V&A Director Tristram Hunt ‘Grateful’ for Sackler Family Funding Tied to Opioid Crisis
‘We receive very generous support from the Sackler family and we’re grateful for that,’ he told BBC Radio Four
‘We receive very generous support from the Sackler family and we’re grateful for that,’ he told BBC Radio Four
Tristram Hunt, the director of the Victoria and Albert Museum in London, has defended his institution’s acceptance of funding from members of the Sackler family – multibillionaire philanthropists who are linked to the US opioid crisis.
‘Like many other cultural institutions, we receive very generous support from the Sackler family and we’re grateful for that,’ Hunt commented on BBC Radio Four’s Today programme. Hunt said that in the context of slashed public funding to culture, ‘if we want our great cultural institutions to achieve a lot, we also have to seek a broad range of funders.’
On 19 March, London’s National Portrait Gallery became the first leading gallery to reject a grant from the Sackler family – what would have been a GBP£1 million donation. The Tate and New York’s Guggenheim soon followed suit, cutting ties with Sackler funding.
Certain Sackler family members own Purdue Pharma, which produces the highly addictive prescription painkiller OxyContin. It has been alleged that the drug was falsely advertised, and played a major role in the US’s opioid crisis. The company and associated Sackler members have denied wrongdoing.
Artist and activist Nan Goldin has led a high profile campaign against arts institutions’ connections to Sackler money, with her group P.A.I.N. (Prescription Addiction Intervention Now) holding protests across major cultural venues.
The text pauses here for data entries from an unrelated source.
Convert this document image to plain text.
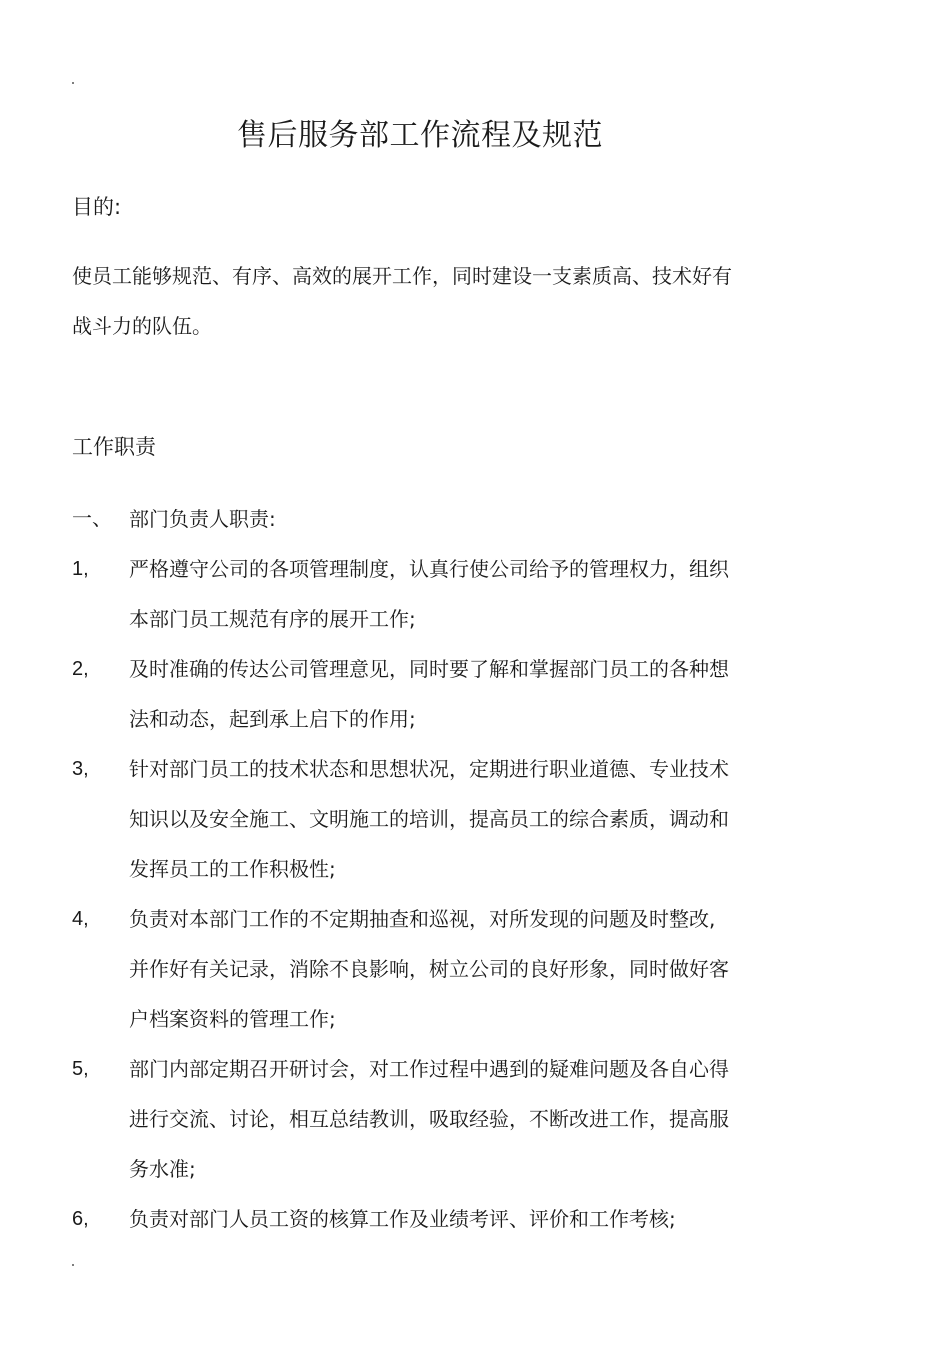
售后服务部工作流程及规范
目的:
使员工能够规范、有序、高效的展开工作，同时建设一支素质高、技术好有
战斗力的队伍。
工作职责
一、 部门负责人职责:
1,	严格遵守公司的各项管理制度，认真行使公司给予的管理权力，组织
本部门员工规范有序的展开工作;
2,	及时准确的传达公司管理意见，同时要了解和掌握部门员工的各种想
法和动态，起到承上启下的作用;
3,	针对部门员工的技术状态和思想状况，定期进行职业道德、专业技术
知识以及安全施工、文明施工的培训，提高员工的综合素质，调动和
发挥员工的工作积极性;
4,	负责对本部门工作的不定期抽查和巡视，对所发现的问题及时整改,
并作好有关记录，消除不良影响，树立公司的良好形象，同时做好客
户档案资料的管理工作;
5,	部门内部定期召开研讨会，对工作过程中遇到的疑难问题及各自心得
进行交流、讨论，相互总结教训，吸取经验，不断改进工作，提高服
务水准;
6,	负责对部门人员工资的核算工作及业绩考评、评价和工作考核;
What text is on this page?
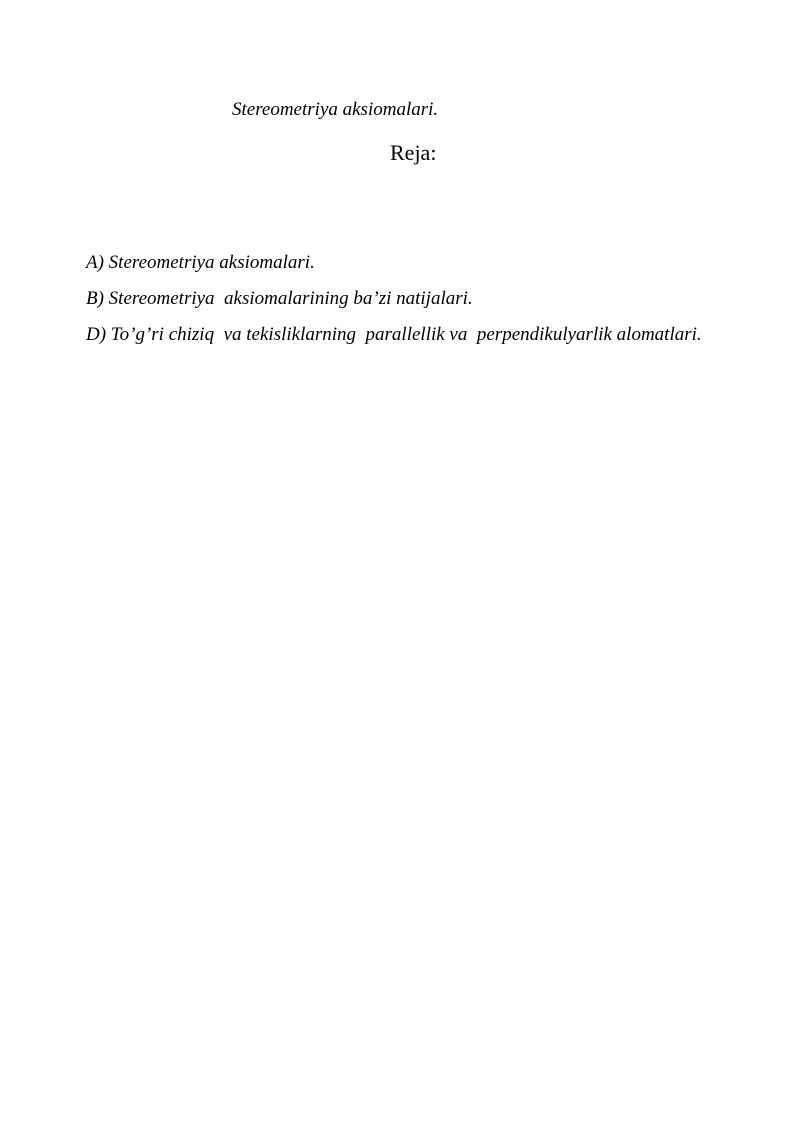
Stereometriya aksiomalari.
Reja:

A) Stereometriya aksiomalari.

B) Stereometriya  aksiomalarining ba’zi natijalari.

D) To’g’ri chiziq  va tekisliklarning  parallellik va  perpendikulyarlik alomatlari.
Earlier this year, Goldin told frieze that she believed that the age of using the arts for ‘reputation laundering’ was coming to an end: ‘There’s a demand for accountability and visibility now and so you can’t operate in the same way […] There’s a surge of people fighting back against immorality. These times are so dark, so we have to fight against something, we have to pick our fight.’
At the end of March, the Sackler Trust announced that it would halt all new charitable giving in the UK, amid hundreds of lawsuits filed against members of the family over their alleged connections to the US opioid crisis. Chair of the trust and widow of former Purdue owner Mortimer Sackler, Theresa Sackler, said: ‘The Trustees of the Sackler Trust have taken the difficult decision to temporarily pause all new philanthropic giving, while still honouring existing commitments.’ Hunt told the BBC that he respected the decision.
The V&A currently includes a Sackler centre for arts education, as well as a GBP£2 million courtyard named after the family. Theresa Sackler sits on the V&A’s board of trustees. Questioned over whether she remained a fit person to be a V&A trustee, Hunt defended her position: ‘The Sackler family do dispute much of what is in the courts […] Theresa brings a lot to the conversation in terms of her background as a primary school teacher and her focus on education.’
Hunt continued: ‘We take all of these ethical issues incredibly seriously. It goes to our audit committee. We discuss it in detail.’